Suatu Malam di Akhir Ramadhan
Di televisi sedang ramai berita orang-orang yang ingin mudik lebaran. Kalau lihat ini pasti Papa akan berkomentar, "Ngapain maksa mudik sampai nyiksa diri."
Lalu kita akan saling menimpali komentar. Kemudian akan berdiskusi panjang lebar yang melenceng dari pembicaraan awal. Selalu begitu kan, Pa. Kita asyik berdebat tentang hal apapun meski sepele.
Malam ini memandang fotomu membuatku rindu kampung halaman. Sudah dua kali lebaran tidak mudik karena pandemi. Artinya aku tak bisa menjenguk pusaramu.
Sejak tak lagi berada di dunia yang sama hal yang kurindukan adalah diskusi dan perdebatan kita. Selalu ada ilmu baru setiap kali kita bicara.
Entah bagaimana mendefinisikan hubungan ayah dan anak perempuannya ini. Tak pernah dimanja-manja seperti anak perempuan kesayangan. Mungkin karena kita dua pribadi yang berbeda. Papa yang pendiam dan tenang sementara aku yang selalu tak bisa diam dan berisik mungkin membuat kepalamu pusing.
Tapi setiap kali kita bicara tentang buku ada ikatan tak kasat mata di antara kita. Selalu asyik bicara apapun denganmu.

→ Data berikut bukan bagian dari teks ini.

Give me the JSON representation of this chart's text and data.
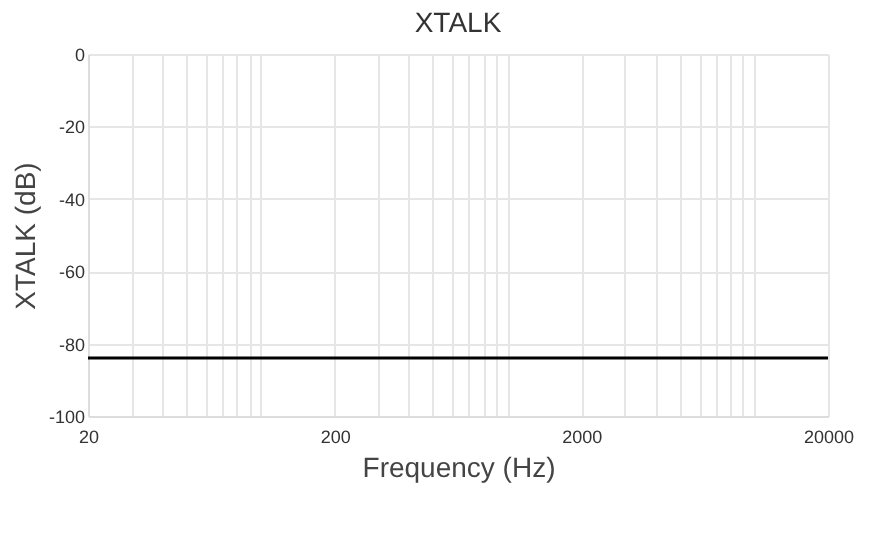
{
  "chart_data": {
    "type": "line",
    "title": "XTALK",
    "xlabel": "Frequency (Hz)",
    "ylabel": "XTALK (dB)",
    "x": [
      20,
      20000
    ],
    "series": [
      {
        "color": "#000000",
        "values": [
          -84,
          -84
        ]
      }
    ],
    "log": "x",
    "xlim": [
      20,
      20000
    ],
    "ylim": [
      -100,
      0
    ],
    "xticks": [
      20,
      {
        "value": 30,
        "label": null
      },
      {
        "value": 40,
        "label": null
      },
      {
        "value": 50,
        "label": null
      },
      {
        "value": 60,
        "label": null
      },
      {
        "value": 70,
        "label": null
      },
      {
        "value": 80,
        "label": null
      },
      {
        "value": 90,
        "label": null
      },
      {
        "value": 100,
        "label": null
      },
      200,
      {
        "value": 300,
        "label": null
      },
      {
        "value": 400,
        "label": null
      },
      {
        "value": 500,
        "label": null
      },
      {
        "value": 600,
        "label": null
      },
      {
        "value": 700,
        "label": null
      },
      {
        "value": 800,
        "label": null
      },
      {
        "value": 900,
        "label": null
      },
      {
        "value": 1000,
        "label": null
      },
      2000,
      {
        "value": 3000,
        "label": null
      },
      {
        "value": 4000,
        "label": null
      },
      {
        "value": 5000,
        "label": null
      },
      {
        "value": 6000,
        "label": null
      },
      {
        "value": 7000,
        "label": null
      },
      {
        "value": 8000,
        "label": null
      },
      {
        "value": 9000,
        "label": null
      },
      {
        "value": 10000,
        "label": null
      },
      20000
    ],
    "yticks": [
      0,
      -20,
      -40,
      -60,
      -80,
      -100
    ],
    "grid": true,
    "legend": false,
    "marker": "none",
    "line_style": "solid"
  }
}
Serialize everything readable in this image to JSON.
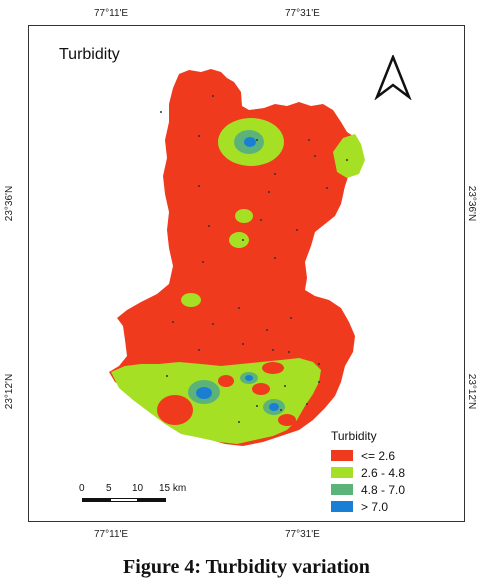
{
  "map": {
    "title": "Turbidity",
    "caption": "Figure 4: Turbidity variation",
    "coords": {
      "top_left": "77°11'E",
      "top_right": "77°31'E",
      "bottom_left": "77°11'E",
      "bottom_right": "77°31'E",
      "left_upper": "23°36'N",
      "left_lower": "23°12'N",
      "right_upper": "23°36'N",
      "right_lower": "23°12'N"
    },
    "legend": {
      "title": "Turbidity",
      "items": [
        {
          "label": "<= 2.6",
          "color": "#f03a1e"
        },
        {
          "label": "2.6 - 4.8",
          "color": "#a6e024"
        },
        {
          "label": "4.8 - 7.0",
          "color": "#5bb37a"
        },
        {
          "label": "> 7.0",
          "color": "#1a7fd4"
        }
      ]
    },
    "scale": {
      "ticks": [
        "0",
        "5",
        "10",
        "15 km"
      ]
    },
    "north_arrow": "north-arrow-icon"
  }
}
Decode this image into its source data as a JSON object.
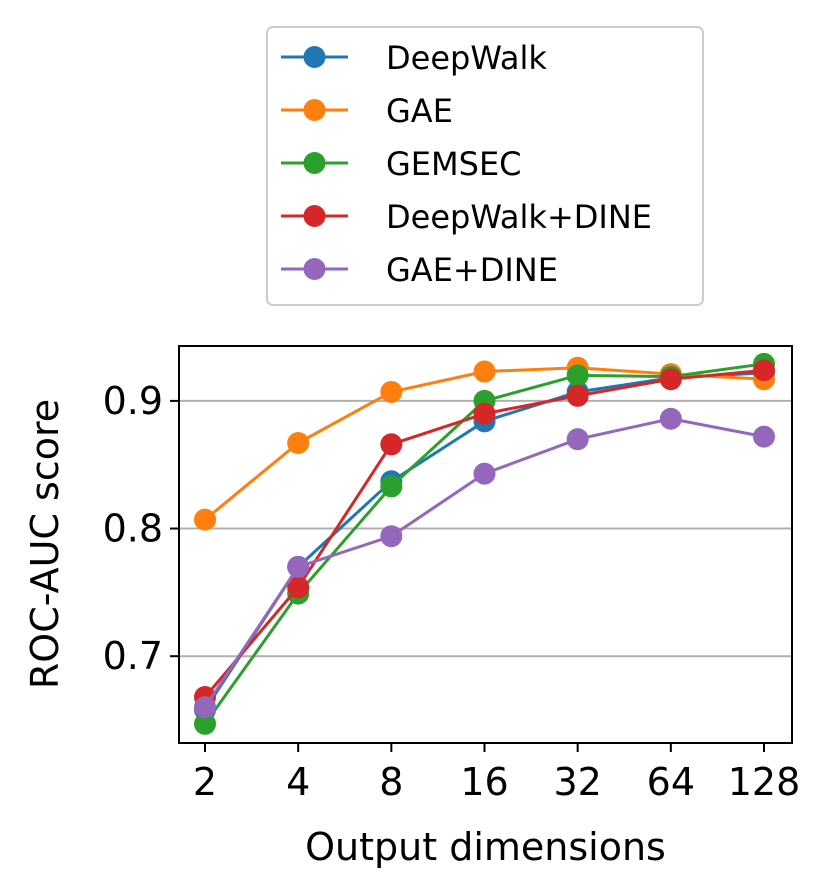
{
  "chart_data": {
    "type": "line",
    "title": "",
    "xlabel": "Output dimensions",
    "ylabel": "ROC-AUC score",
    "categories": [
      "2",
      "4",
      "8",
      "16",
      "32",
      "64",
      "128"
    ],
    "ylim": [
      0.632,
      0.943
    ],
    "yticks": [
      0.7,
      0.8,
      0.9
    ],
    "ytick_labels": [
      "0.7",
      "0.8",
      "0.9"
    ],
    "grid": "horizontal",
    "legend_position": "top-center, outside plot",
    "series": [
      {
        "name": "DeepWalk",
        "color": "#1f77b4",
        "values": [
          0.658,
          0.77,
          0.837,
          0.884,
          0.907,
          0.918,
          0.922
        ]
      },
      {
        "name": "GAE",
        "color": "#ff7f0e",
        "values": [
          0.807,
          0.867,
          0.907,
          0.923,
          0.926,
          0.921,
          0.917
        ]
      },
      {
        "name": "GEMSEC",
        "color": "#2ca02c",
        "values": [
          0.647,
          0.749,
          0.833,
          0.9,
          0.92,
          0.919,
          0.929
        ]
      },
      {
        "name": "DeepWalk+DINE",
        "color": "#d62728",
        "values": [
          0.668,
          0.754,
          0.866,
          0.89,
          0.904,
          0.917,
          0.924
        ]
      },
      {
        "name": "GAE+DINE",
        "color": "#9467bd",
        "values": [
          0.66,
          0.77,
          0.794,
          0.843,
          0.87,
          0.886,
          0.872
        ]
      }
    ]
  }
}
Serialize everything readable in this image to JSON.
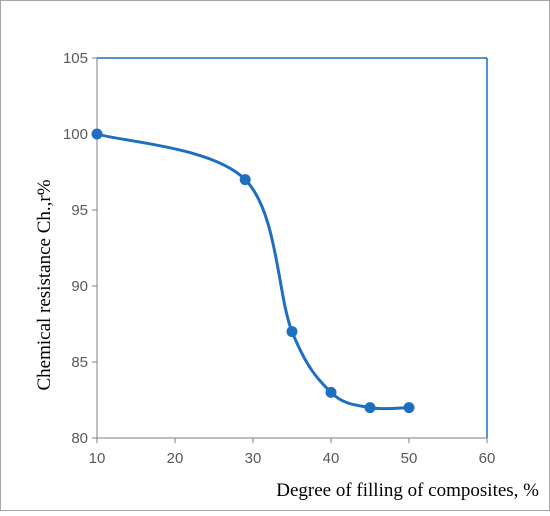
{
  "chart_data": {
    "type": "line",
    "title": "",
    "xlabel": "Degree of filling of composites, %",
    "ylabel": "Chemical resistance Ch.,r%",
    "xlim": [
      10,
      60
    ],
    "ylim": [
      80,
      105
    ],
    "xticks": [
      10,
      20,
      30,
      40,
      50,
      60
    ],
    "yticks": [
      80,
      85,
      90,
      95,
      100,
      105
    ],
    "xtick_labels": [
      "10",
      "20",
      "30",
      "40",
      "50",
      "60"
    ],
    "ytick_labels": [
      "80",
      "85",
      "90",
      "95",
      "100",
      "105"
    ],
    "grid": false,
    "legend": "none",
    "smooth": true,
    "series": [
      {
        "x": [
          10,
          29,
          35,
          40,
          45,
          50
        ],
        "y": [
          100,
          97,
          87,
          83,
          82,
          82
        ],
        "color": "#1f6fc1"
      }
    ]
  },
  "colors": {
    "series": "#1f6fc1",
    "frame": "#1f6fc1",
    "axis": "#7f7f7f",
    "border": "#a6a6a6"
  }
}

Aku masih ingat sewaktu kecil pernah demo menuntut keadilan. Kasusnya terkait perebutan pedang mainan. Papa bilang pedang itu untuk anak laki-laki.. Aku protes keras, "Kenapa anak perempuan nggak boleh dapat pedang juga?"
Bukannya menenangkan gadis kecilnya, justru aku digiring ke depan papan tulis. Meski bingung aku tetap duduk di depan papan tulis dan menunggu.
Kemudian Papa menjelaskan tentang konsep keadilan komutatif dan Keadilan distributif kepada anak berusia delapan tahun. Dengan contoh gambar menggunakan kapur berwarna-warni.
Memangnya apa yang ada di pikiran Papa ,sih? Sampai-sampai menjelaskan tentang konsep keadilan Aristoteles sedetail itu kepada anak sekolah dasar?
Tentu saja aku tetap protes tidak peduli soal keadilan distibutif. Pokoknya aku juga mau pedang. Bukan karena iri hati. Tapi kalau tidak punya pedang aku kan tidak bisa ikut bertarung. Menonton orang bertarung sungguh membosankan.
Akhirnya Papa menyerah dan membuat sebuah golok untukku. Golok yang dibuat sendiri dari triplex. Dan aku bahagia akhirnya bisa ikut terjun di kancah pertarungan para jawara.
Ingat nggak Pa, waktu di kampung halaman malam-malam kita keluar untuk melihat bintang? Di kebun belakang yang gelap langit justru terang oleh hamparan bintang. Papa bilang karena gelap dan tak ada polusi makan bintang bisa terlihat dengan jelas.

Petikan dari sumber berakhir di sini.